These two conditions are increasingly being linked
Everyone knows that smoking is a major cause of cancer. Yet, according to research published in the British Journal of Public Health, obese adults have more chronic health problems than their smoking counterparts, some of which greatly increase their risk of cancer.
More than 30 known diseases are now believed to be directly linked to excess body fat, including heart disease, diabetes, periodontal disease, inflammation, high cholesterol, high blood pressure, infertility, and many cancers (including gastrointestinal, colon, kidney, esophagus, prostate, breast and endometrial).
Over the last several years, more scientists have come to accept that there is a link between obesity and cancer. According to Dr. Graham Colditz, epidemiology professor at Harvard School of Public Health, “Given the trends in obesity and the increasing evidence of a broad range of cancers caused by excess energy balance, the projected burden of cancer over the coming years is worrisome.”

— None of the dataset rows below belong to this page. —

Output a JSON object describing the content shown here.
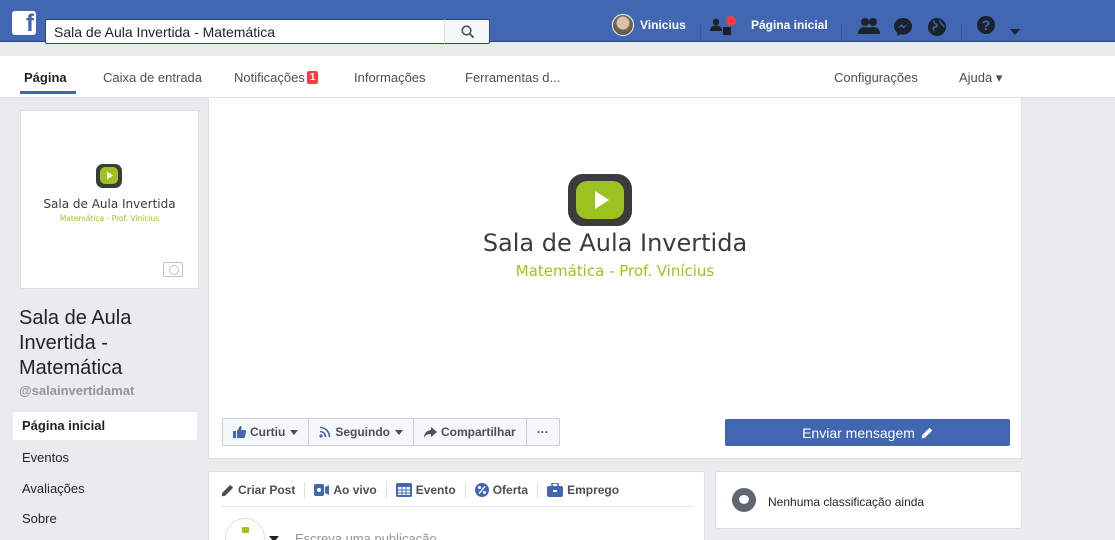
{
  "topbar": {
    "search_value": "Sala de Aula Invertida - Matemática",
    "user_name": "Vinicius",
    "home_label": "Página inicial"
  },
  "tabs": {
    "pagina": "Página",
    "caixa": "Caixa de entrada",
    "notificacoes": "Notificações",
    "notif_count": "1",
    "informacoes": "Informações",
    "ferramentas": "Ferramentas d...",
    "configuracoes": "Configurações",
    "ajuda": "Ajuda ▾"
  },
  "logo": {
    "title": "Sala de Aula Invertida",
    "subtitle": "Matemática - Prof. Vinícius",
    "accent_color": "#9cc31f"
  },
  "sidebar": {
    "page_name": "Sala de Aula Invertida - Matemática",
    "handle": "@salainvertidamat",
    "items": [
      {
        "label": "Página inicial"
      },
      {
        "label": "Eventos"
      },
      {
        "label": "Avaliações"
      },
      {
        "label": "Sobre"
      }
    ]
  },
  "actions": {
    "curtiu": "Curtiu",
    "seguindo": "Seguindo",
    "compartilhar": "Compartilhar",
    "more": "···",
    "message": "Enviar mensagem"
  },
  "composer": {
    "criar_post": "Criar Post",
    "ao_vivo": "Ao vivo",
    "evento": "Evento",
    "oferta": "Oferta",
    "emprego": "Emprego",
    "placeholder": "Escreva uma publicação..."
  },
  "rating": {
    "text": "Nenhuma classificação ainda"
  }
}
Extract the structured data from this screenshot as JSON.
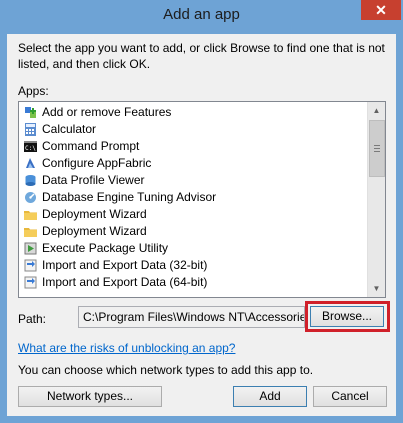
{
  "window": {
    "title": "Add an app",
    "close_glyph": "✕"
  },
  "description": "Select the app you want to add, or click Browse to find one that is not listed, and then click OK.",
  "apps_label": "Apps:",
  "apps": [
    {
      "label": "Add or remove Features",
      "icon": "features-icon"
    },
    {
      "label": "Calculator",
      "icon": "calculator-icon"
    },
    {
      "label": "Command Prompt",
      "icon": "command-prompt-icon"
    },
    {
      "label": "Configure AppFabric",
      "icon": "appfabric-icon"
    },
    {
      "label": "Data Profile Viewer",
      "icon": "data-profile-icon"
    },
    {
      "label": "Database Engine Tuning Advisor",
      "icon": "tuning-advisor-icon"
    },
    {
      "label": "Deployment Wizard",
      "icon": "deployment-wizard-icon"
    },
    {
      "label": "Deployment Wizard",
      "icon": "deployment-wizard-icon"
    },
    {
      "label": "Execute Package Utility",
      "icon": "execute-package-icon"
    },
    {
      "label": "Import and Export Data (32-bit)",
      "icon": "import-export-icon"
    },
    {
      "label": "Import and Export Data (64-bit)",
      "icon": "import-export-icon"
    }
  ],
  "path": {
    "label": "Path:",
    "value": "C:\\Program Files\\Windows NT\\Accessories\\wordpad.exe"
  },
  "browse_label": "Browse...",
  "risk_link": "What are the risks of unblocking an app?",
  "network_text": "You can choose which network types to add this app to.",
  "buttons": {
    "network_types": "Network types...",
    "add": "Add",
    "cancel": "Cancel"
  },
  "colors": {
    "title_bar": "#6ea3d5",
    "close": "#c7402f",
    "highlight": "#d0202a",
    "link": "#0066cc"
  }
}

Cancer, obesity and insulin
One of the primary areas of concern regarding the accumulation of body fat is its association with high insulin levels, a condition referred to as hyperinsulinemia. Researchers from Columbia University found that hyperinsulinemia increases the incidence of obesity in prepubescent girls, and it also precedes a diagnosis of type 2 diabetes by five to 20 years.

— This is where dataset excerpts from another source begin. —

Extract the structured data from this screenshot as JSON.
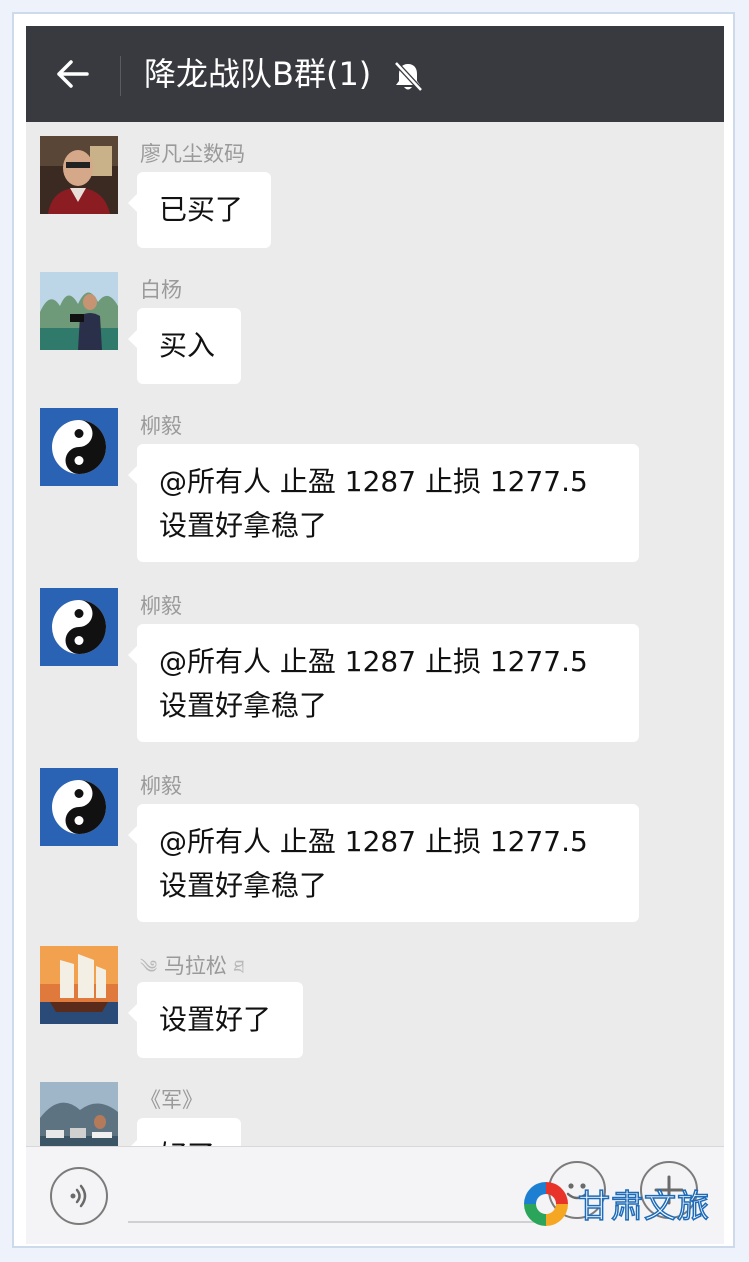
{
  "header": {
    "title": "降龙战队B群(1)",
    "back_icon": "arrow-left-icon",
    "mute_icon": "bell-muted-icon"
  },
  "messages": [
    {
      "sender": "廖凡尘数码",
      "text": "已买了",
      "avatar": "portrait-man-red-jacket"
    },
    {
      "sender": "白杨",
      "text": "买入",
      "avatar": "man-with-camera-landscape"
    },
    {
      "sender": "柳毅",
      "text": "@所有人 止盈 1287 止损 1277.5 设置好拿稳了",
      "avatar": "yin-yang"
    },
    {
      "sender": "柳毅",
      "text": "@所有人 止盈 1287 止损 1277.5 设置好拿稳了",
      "avatar": "yin-yang"
    },
    {
      "sender": "柳毅",
      "text": "@所有人 止盈 1287 止损 1277.5 设置好拿稳了",
      "avatar": "yin-yang"
    },
    {
      "sender": "马拉松",
      "text": "设置好了",
      "avatar": "sailing-ship"
    },
    {
      "sender": "《军》",
      "text": "好了",
      "avatar": "harbor-boats"
    }
  ],
  "bottombar": {
    "voice_icon": "voice-icon",
    "emoji_icon": "emoji-icon",
    "plus_icon": "plus-icon"
  },
  "watermark": {
    "text": "甘肃文旅",
    "logo": "gansu-culture-tourism-logo"
  },
  "colors": {
    "topbar": "#393a3f",
    "chat_bg": "#ebebeb",
    "bubble": "#ffffff",
    "sender": "#9a9a9a"
  }
}
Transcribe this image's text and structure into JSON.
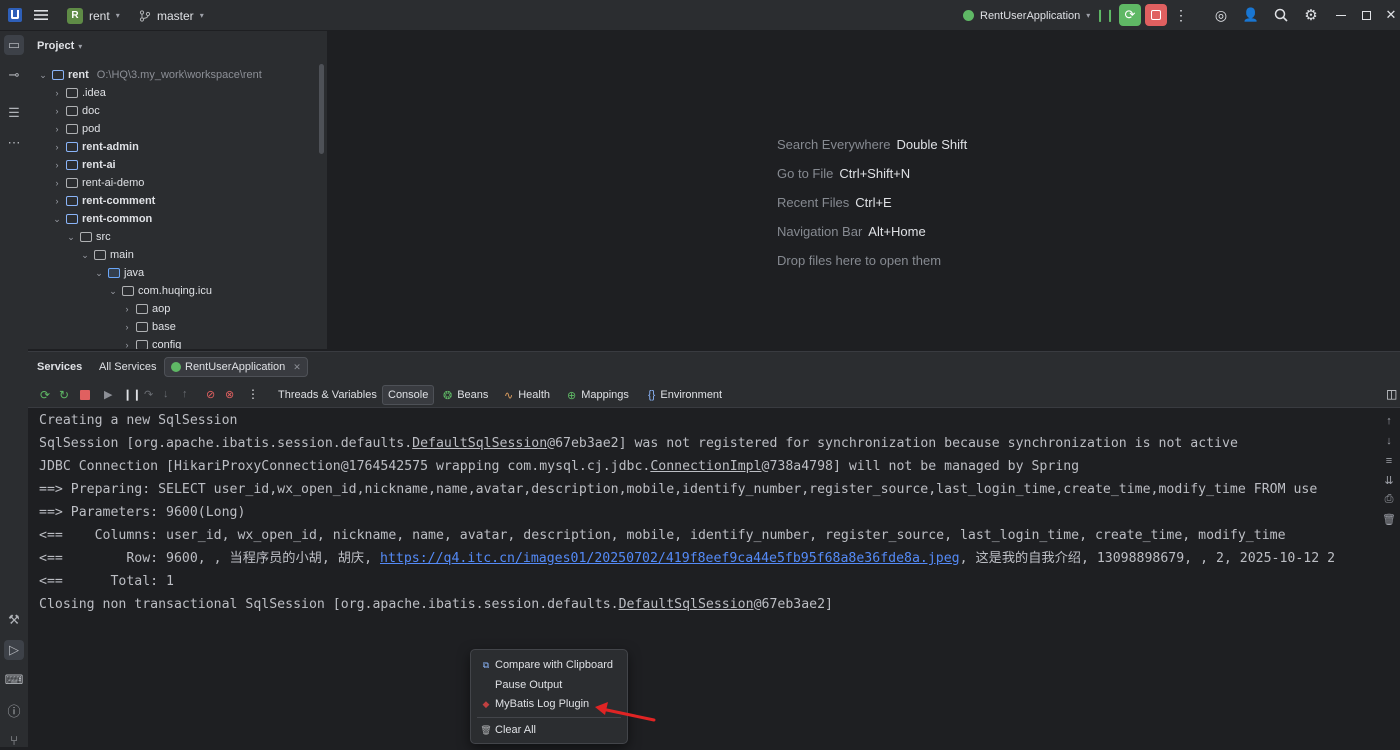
{
  "titlebar": {
    "project_badge": "R",
    "project_name": "rent",
    "branch": "master",
    "run_config": "RentUserApplication"
  },
  "project_panel": {
    "title": "Project",
    "root": {
      "name": "rent",
      "path": "O:\\HQ\\3.my_work\\workspace\\rent"
    },
    "items": [
      {
        "label": ".idea"
      },
      {
        "label": "doc"
      },
      {
        "label": "pod"
      },
      {
        "label": "rent-admin"
      },
      {
        "label": "rent-ai"
      },
      {
        "label": "rent-ai-demo"
      },
      {
        "label": "rent-comment"
      },
      {
        "label": "rent-common"
      },
      {
        "label": "src"
      },
      {
        "label": "main"
      },
      {
        "label": "java"
      },
      {
        "label": "com.huqing.icu"
      },
      {
        "label": "aop"
      },
      {
        "label": "base"
      },
      {
        "label": "config"
      }
    ]
  },
  "editor_hints": [
    {
      "label": "Search Everywhere",
      "shortcut": "Double Shift"
    },
    {
      "label": "Go to File",
      "shortcut": "Ctrl+Shift+N"
    },
    {
      "label": "Recent Files",
      "shortcut": "Ctrl+E"
    },
    {
      "label": "Navigation Bar",
      "shortcut": "Alt+Home"
    },
    {
      "label": "Drop files here to open them",
      "shortcut": ""
    }
  ],
  "services": {
    "title": "Services",
    "tabs": [
      "All Services",
      "RentUserApplication"
    ],
    "subtabs": [
      "Threads & Variables",
      "Console",
      "Beans",
      "Health",
      "Mappings",
      "Environment"
    ]
  },
  "console": {
    "lines": [
      {
        "text": "Creating a new SqlSession"
      },
      {
        "pre": "SqlSession [org.apache.ibatis.session.defaults.",
        "ul": "DefaultSqlSession",
        "post": "@67eb3ae2] was not registered for synchronization because synchronization is not active"
      },
      {
        "pre": "JDBC Connection [HikariProxyConnection@1764542575 wrapping com.mysql.cj.jdbc.",
        "ul": "ConnectionImpl",
        "post": "@738a4798] will not be managed by Spring"
      },
      {
        "text": "==>  Preparing: SELECT user_id,wx_open_id,nickname,name,avatar,description,mobile,identify_number,register_source,last_login_time,create_time,modify_time FROM use"
      },
      {
        "text": "==> Parameters: 9600(Long)"
      },
      {
        "text": "<==    Columns: user_id, wx_open_id, nickname, name, avatar, description, mobile, identify_number, register_source, last_login_time, create_time, modify_time"
      },
      {
        "pre": "<==        Row: 9600, , 当程序员的小胡, 胡庆, ",
        "link": "https://q4.itc.cn/images01/20250702/419f8eef9ca44e5fb95f68a8e36fde8a.jpeg",
        "post": ", 这是我的自我介绍, 13098898679, , 2, 2025-10-12 2"
      },
      {
        "text": "<==      Total: 1"
      },
      {
        "pre": "Closing non transactional SqlSession [org.apache.ibatis.session.defaults.",
        "ul": "DefaultSqlSession",
        "post": "@67eb3ae2]"
      }
    ]
  },
  "context_menu": {
    "items": [
      "Compare with Clipboard",
      "Pause Output",
      "MyBatis Log Plugin",
      "Clear All"
    ]
  },
  "colors": {
    "accent": "#548af7",
    "run_green": "#5fb865",
    "stop_red": "#e06060",
    "arrow_red": "#e02424"
  }
}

What does this have to do with cancer? Aside from the connection between high insulin levels and obesity, it turns out that numerous cancers may also be linked with high levels of insulin.
Israeli researchers have discovered that patients suffering from colon, stomach and breast cancer had up to three times as much insulin, or insulin-like substances, in their tumors. Hyperinsulinemia is often associated with insulin resistance, the condition in which body cells resist or do not respond even to high levels of insulin. Turkish researchers have discovered a possible means by which obesity and high insulin levels create an enhanced risk for cancer –especially breast cancer. In overweight and obese patients, inflammatory biochemicals (possibly coming from fat cells) and high insulin levels appear to work together to contribute to the development of breast cancer.

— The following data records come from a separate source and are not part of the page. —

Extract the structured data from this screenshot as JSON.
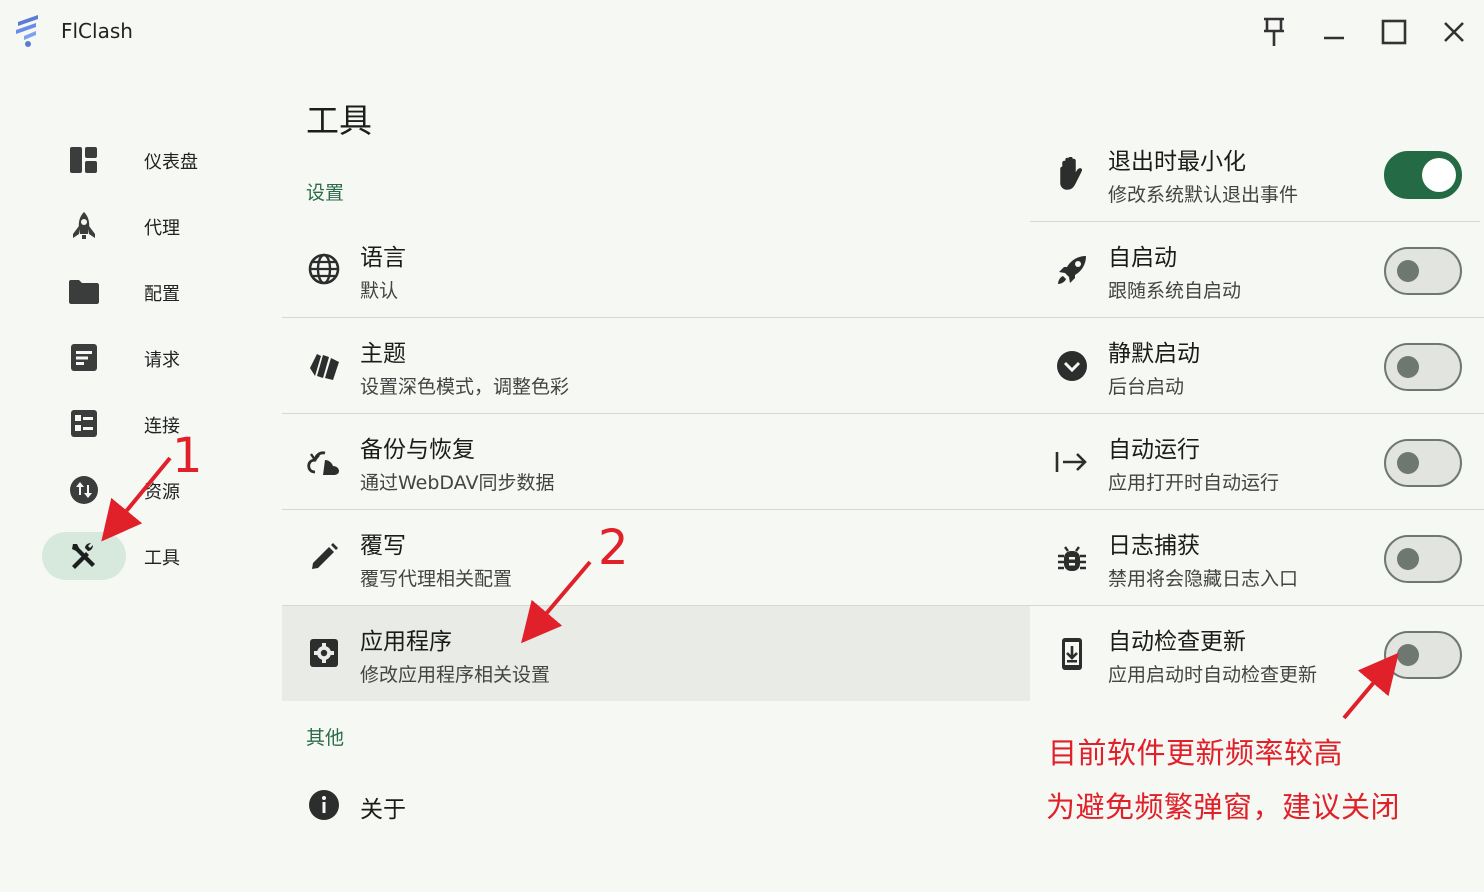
{
  "app": {
    "title": "FlClash"
  },
  "window_controls": [
    {
      "name": "pin-icon"
    },
    {
      "name": "minimize-icon"
    },
    {
      "name": "maximize-icon"
    },
    {
      "name": "close-icon"
    }
  ],
  "sidebar": {
    "items": [
      {
        "label": "仪表盘",
        "icon": "dashboard-icon"
      },
      {
        "label": "代理",
        "icon": "rocket-icon"
      },
      {
        "label": "配置",
        "icon": "folder-icon"
      },
      {
        "label": "请求",
        "icon": "list-box-icon"
      },
      {
        "label": "连接",
        "icon": "grid-list-icon"
      },
      {
        "label": "资源",
        "icon": "swap-vertical-icon"
      },
      {
        "label": "工具",
        "icon": "tools-icon",
        "active": true
      }
    ]
  },
  "main": {
    "title": "工具",
    "sections": {
      "settings": "设置",
      "other": "其他"
    },
    "left_items": [
      {
        "title": "语言",
        "subtitle": "默认",
        "icon": "globe-icon"
      },
      {
        "title": "主题",
        "subtitle": "设置深色模式，调整色彩",
        "icon": "palette-cards-icon"
      },
      {
        "title": "备份与恢复",
        "subtitle": "通过WebDAV同步数据",
        "icon": "cloud-sync-icon"
      },
      {
        "title": "覆写",
        "subtitle": "覆写代理相关配置",
        "icon": "pencil-icon"
      },
      {
        "title": "应用程序",
        "subtitle": "修改应用程序相关设置",
        "icon": "settings-box-icon",
        "selected": true
      }
    ],
    "about": {
      "title": "关于",
      "icon": "info-icon"
    },
    "right_items": [
      {
        "title": "退出时最小化",
        "subtitle": "修改系统默认退出事件",
        "icon": "hand-icon",
        "enabled": true
      },
      {
        "title": "自启动",
        "subtitle": "跟随系统自启动",
        "icon": "rocket-launch-icon",
        "enabled": false
      },
      {
        "title": "静默启动",
        "subtitle": "后台启动",
        "icon": "chevron-circle-down-icon",
        "enabled": false
      },
      {
        "title": "自动运行",
        "subtitle": "应用打开时自动运行",
        "icon": "arrow-right-to-bar-icon",
        "enabled": false
      },
      {
        "title": "日志捕获",
        "subtitle": "禁用将会隐藏日志入口",
        "icon": "bug-icon",
        "enabled": false
      },
      {
        "title": "自动检查更新",
        "subtitle": "应用启动时自动检查更新",
        "icon": "download-phone-icon",
        "enabled": false
      }
    ]
  },
  "annotations": {
    "step1": "1",
    "step2": "2",
    "note_line1": "目前软件更新频率较高",
    "note_line2": "为避免频繁弹窗，建议关闭",
    "color": "#e0212a"
  },
  "colors": {
    "accent": "#236a45",
    "section": "#2c6b48",
    "active_nav": "#d7e8dc",
    "background": "#f6f8f4"
  }
}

It is no wonder that cancer is at epidemic proportions when you consider that most people consume an abundance of overly processed high-glycemic foods that overstimulate insulin. High insulin levels then stimulate an enzyme that greatly affects fat storage called lipoprotein lipase (LPL). Obesity researchers sometimes call LPL the gatekeeper of fat storage because of its powerful ability to enhance fat cells.
Further research presented in the journal Medical Hypothesis shows that low-glycemic, vegetarian, high-protein diets lower LPL activity. If you reduce insulin through diet (not dieting), you can control your rate of fat storage, and this would contribute to decreasing your risk of obesity and cancer. Here’s how:
Avoid high glycemic foods – especially processed grains (white flour).
Supplement with natural fiber formulas (like the 100% food-based organic FibreLean™ formula) approximately 15 minutes prior to each meal.
Get adequate sleep; researchers have found a link between insufficient sleep, hyperinsulinemia, and insulin resistance.
Take a long walk after dinner, as this will help to clear excess sugars from your blood.